Speaker
Description
Learning the hierarchy of graphs is relevant in a variety of domains, as they are commonly used to express the chronological interactions in data structures. One application is in Flavor Physics, as the natural representation of a particle decay process is a rooted tree graph.
Analyzing collision events involving missing particles or neutrinos requires knowledge of the full decay tree. However, the experimental reality is that only part of the tree can be measured, as heavy particles produced in the collisions decay rapidly. This continues with additional intermediate decays until the daughter particles of these decay chains, referred to as final state particles, are stable enough to reach the detector. In the tree graph structure these represent the leaf nodes. The challenge is then to reconstruct the tree graph structure using only the available information of the final state particles, resulting in a large combinatorial complexity as they can often number over 20 particles. The reconstruction algorithm must therefore learn and apply physical laws to predict the number and hierarchy of intermediate parent particles.
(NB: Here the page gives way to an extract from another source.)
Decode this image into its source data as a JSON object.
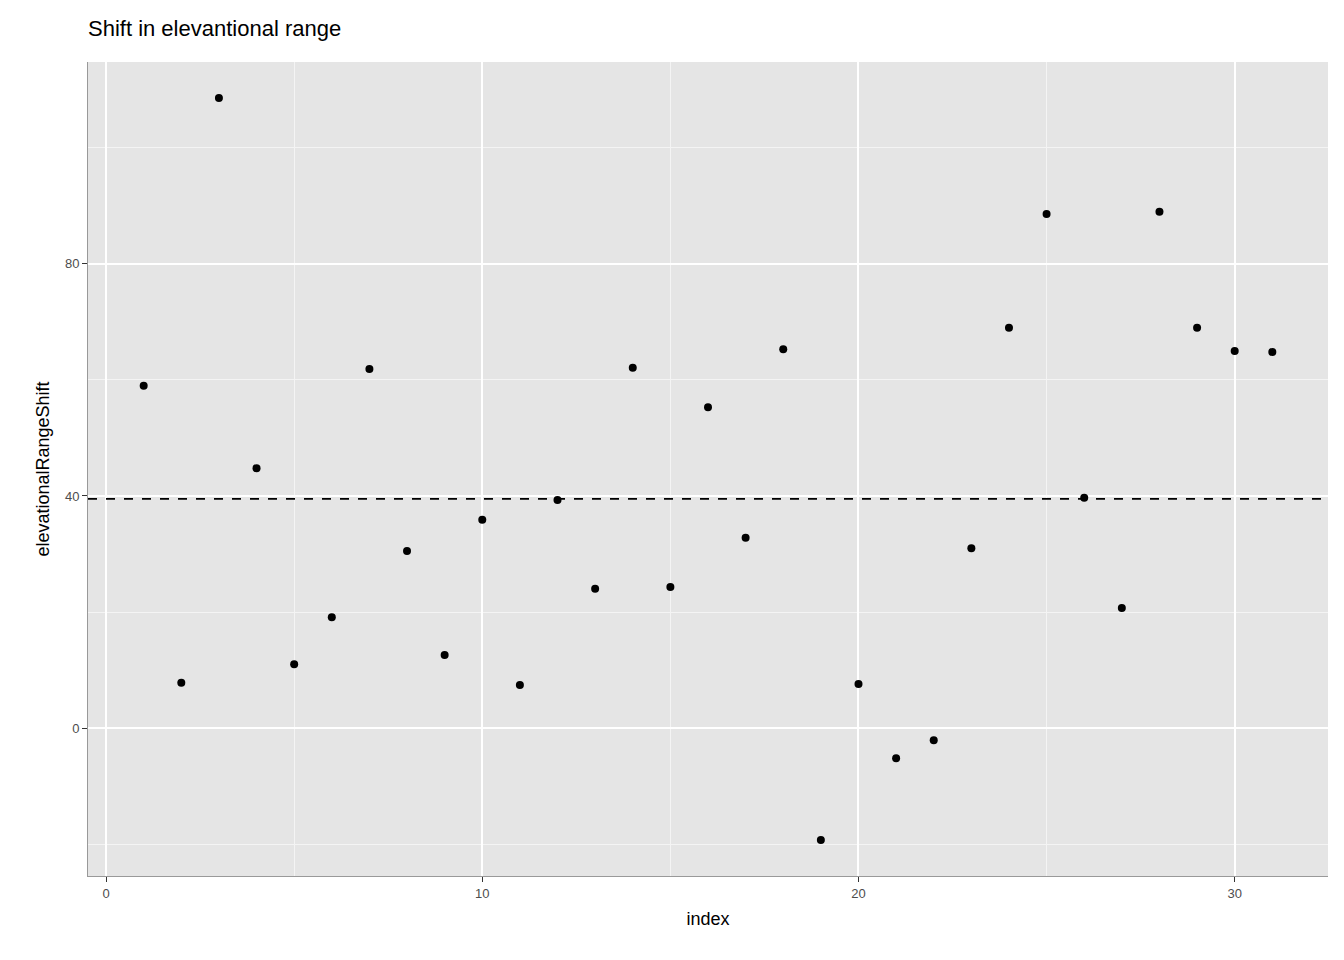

To learn the decay tree graph structure from these available sets of leaf nodes, we introduce an approach to encode the entire structure of the rooted trees as a lowest common ancestor generation matrix. We use a graph neural network, namely a neural message passing mechanism, which considers relations between the leaf nodes. This method is then applied to simulated collision data of the Belle II experiment to evaluate the efficiency of this approach compared to the existing reconstruction algorithm.
Significance
We offer a novel approach to deal with scenarios where the structure of the rooted tree graph representing a particle decay is unknown. Namely, we demonstrate a method of encoding the entire decay tree structure into a single matrix which relies on minimal assumptions about the number of intermediate particles. As far as the authors are aware, this is the first time a single training target for applying machine learning methods has been shown, allowing for a single, end-to-end-trained solution for particle decay reconstruction.